What is the top de novo motif identified in our Foxa2 ChIP-Seq peaks? Write down the best match protein name.

The best match appears to be FOXO4, with the following motif: TGTAAATA


For the top motif, what percentage of ChIP-Seq peaks have this motif? What percentage of background sequences have this motif?

It looks like 59.36% have this motif, while 8.76% of the background sequences have this motif.


Are there any other non-Fox de novo motifs in the list? What biological questions you can ask based on these results?

There are many non-Fox de novo motifs, such as HNF6, BATF, CEBPE. Based on these results, one can ask if these proteins interact with or serve as cofactors for Fox family proteins, or if it is possible that Fox might play a role in other processes related to those proteins.


### Homework (10 points)###

Let's use another ChIP-Seq data for homework. The nuclear receptor PPARg is a transcription factor that regulates networks of genes controlling complex metabolic functions. We will use a dataset from a PPARg ChIP-Seq experiment which was performed on a human adipocyte cell-line (SGBS).

Question 1: Perform the motif analysis on the PPARg ChIP-Seq peaks (GSE25836_Human_SGBS_Ads_PPARg_GLITR_1p5_FDR.bed) with HOMER. Write down your code. (1 point)

findMotifsGenome.pl GSE25836_Human_SGBS_Ads_PPARg_GLITR_1p5_FDR.bed hg18 MotifOutput2/ -size 200 -mask -preparsedDir parsed_genome -len 8


Question 2: In the list of known motifs that enriched in the ChIP-Seq peaks, can you find the PPARg motif? What can you conclude about the quality of this ChIP-Seq experiment? (1 point)

I cannot find the PPARG motif (though there is a PPARE motif) which suggests that the quality of this ChIP-Seq experiment is subpar.

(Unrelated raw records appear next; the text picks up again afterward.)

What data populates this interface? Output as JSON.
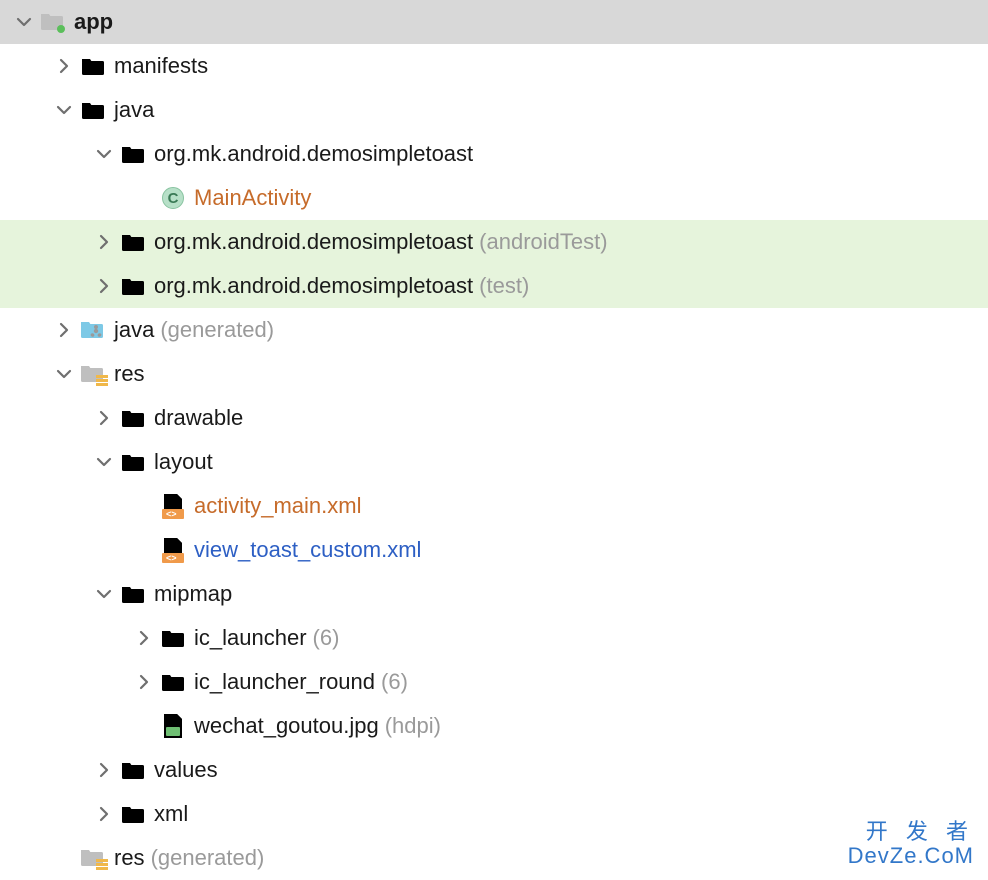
{
  "watermark": {
    "line1": "开 发 者",
    "line2": "DevZe.CoM"
  },
  "tree": {
    "root": {
      "label": "app"
    },
    "manifests": {
      "label": "manifests"
    },
    "java": {
      "label": "java"
    },
    "pkg": {
      "label": "org.mk.android.demosimpletoast"
    },
    "main_activity": {
      "label": "MainActivity"
    },
    "pkg_android_test": {
      "label": "org.mk.android.demosimpletoast",
      "suffix": "(androidTest)"
    },
    "pkg_test": {
      "label": "org.mk.android.demosimpletoast",
      "suffix": "(test)"
    },
    "java_generated": {
      "label": "java",
      "suffix": "(generated)"
    },
    "res": {
      "label": "res"
    },
    "drawable": {
      "label": "drawable"
    },
    "layout": {
      "label": "layout"
    },
    "activity_main": {
      "label": "activity_main.xml"
    },
    "view_toast_custom": {
      "label": "view_toast_custom.xml"
    },
    "mipmap": {
      "label": "mipmap"
    },
    "ic_launcher": {
      "label": "ic_launcher",
      "suffix": "(6)"
    },
    "ic_launcher_round": {
      "label": "ic_launcher_round",
      "suffix": "(6)"
    },
    "wechat_goutou": {
      "label": "wechat_goutou.jpg",
      "suffix": "(hdpi)"
    },
    "values": {
      "label": "values"
    },
    "xml": {
      "label": "xml"
    },
    "res_generated": {
      "label": "res",
      "suffix": "(generated)"
    }
  }
}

Question 3: What other non-PPARg motif can you find in the list of known motifs? Find three and write down their names. Then, qualitatively compare their motifs to the motif of the top one. What kind of similarities are there, and why were all these different motifs found to be significantly enriched? (3 points)

Three other non-PPARg motifs include RXR, CEBP, and Erra. The motifs that were identified look very different than the top motif that was found, but look much more similar to each other. When looking at the percent target simliarity, all of these motifs range from about 20-30% (as opposed to >50% as we saw in the first in class example). These different motifs are likely enriched because these are all proteins that interact with PPARg in some way.

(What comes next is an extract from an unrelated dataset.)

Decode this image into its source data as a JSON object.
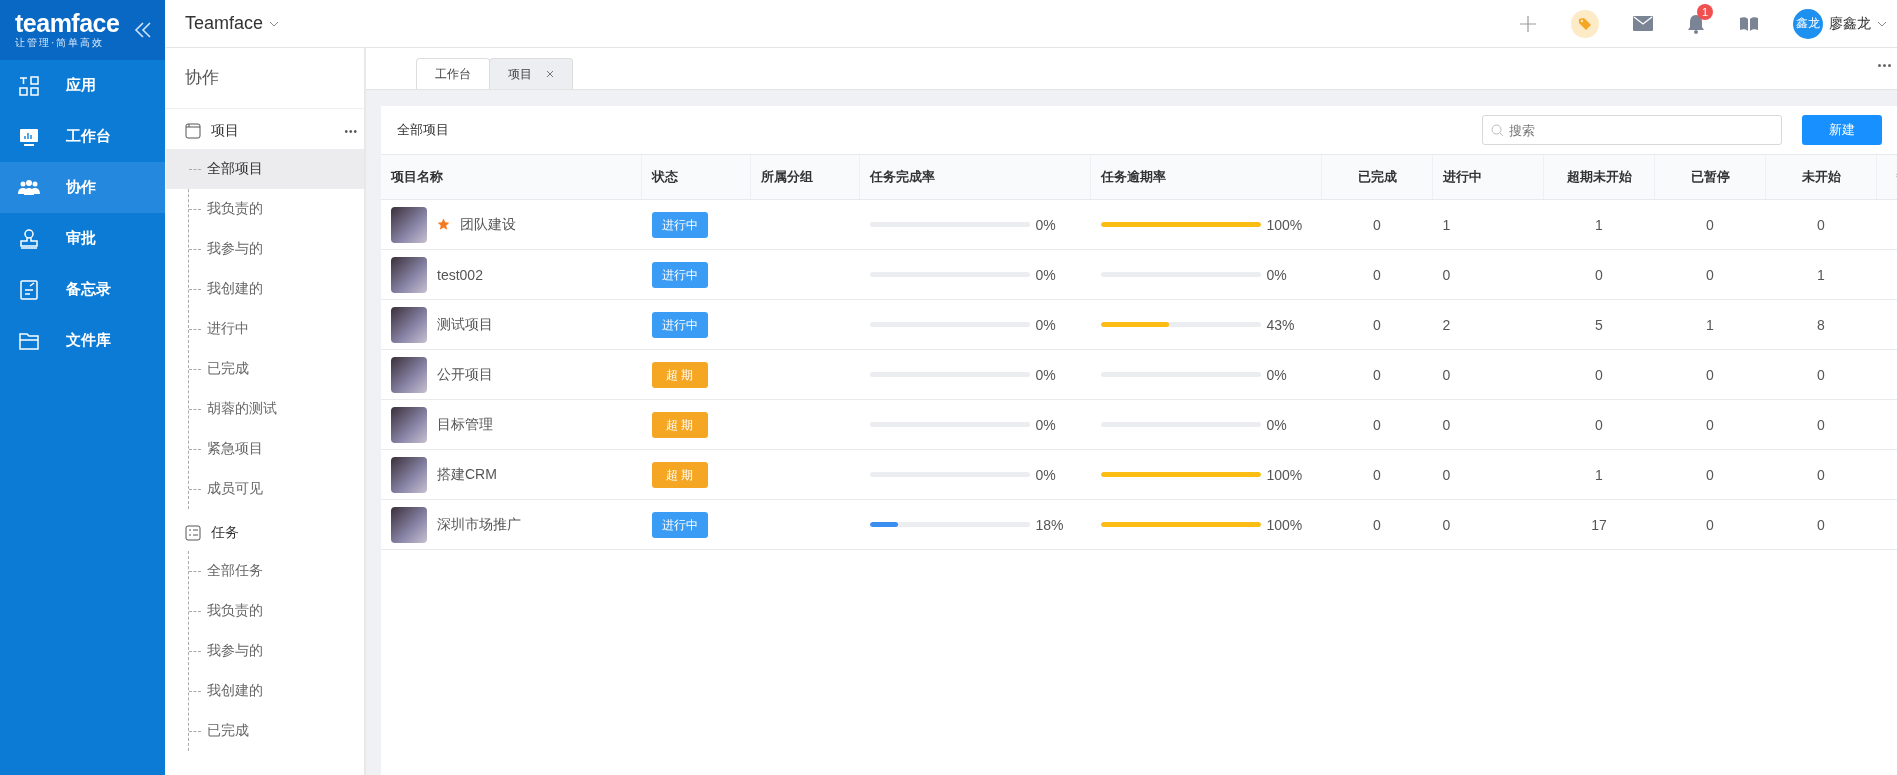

Question 4: What are the top three de novo motifs? Write down the names of their best match proteins. Similarly to the last question, compare these three de novo motifs. What kind of similarities are there? Are they more or less similar to each other than the known motifs were? Do any of them seem similar to the known motifs that were identified? (3 points)

The top three de novo motifs are:
CEBPA: TTGTGCAA
Nur77: TGACCTTT
Hnf4a: GGTCAAAG

At a glance, the top 3 de novo motifs look a less similar to each other than the known motifs, but it does appear that these are all proteins that could be interacting with our main protein of interest, PPARg. These do seem similar to the known motifs that were identified, there is a tendency to see a lot of the same protein names such as CEBPA or Hnf4a.



Question 5: Compare the p-value of the top known motif with the p-value of the top de novo motif. Why might they differ so much? (1 point)

The top known motif as a p-value of 1e-1920 while the top de novo motif has a p-value of 1e-1088. They might differ so much because there is a lot more confidence in the known motifs because several algorithims and experiments have validated it, whereas there is not as much support for the de novo motif. Another factor to consider is that de novo motif is fixed to 8 basepairs which may not be the optimal length.


Question 6: Find a de novo motif that is present in a higher percentage of target sequences than the top one. Why does this motif have a larger p-value than the top one? (1 point)

Another motif that is present in a higher percentage of target sequences is SCL(bHLH), with a target sequence similarity of 44.73%. Though it has a high sequence similarity with the target, it also has a high sequence similarity with background (44.24%) which means it is not unique and therefore is not a significant sequence.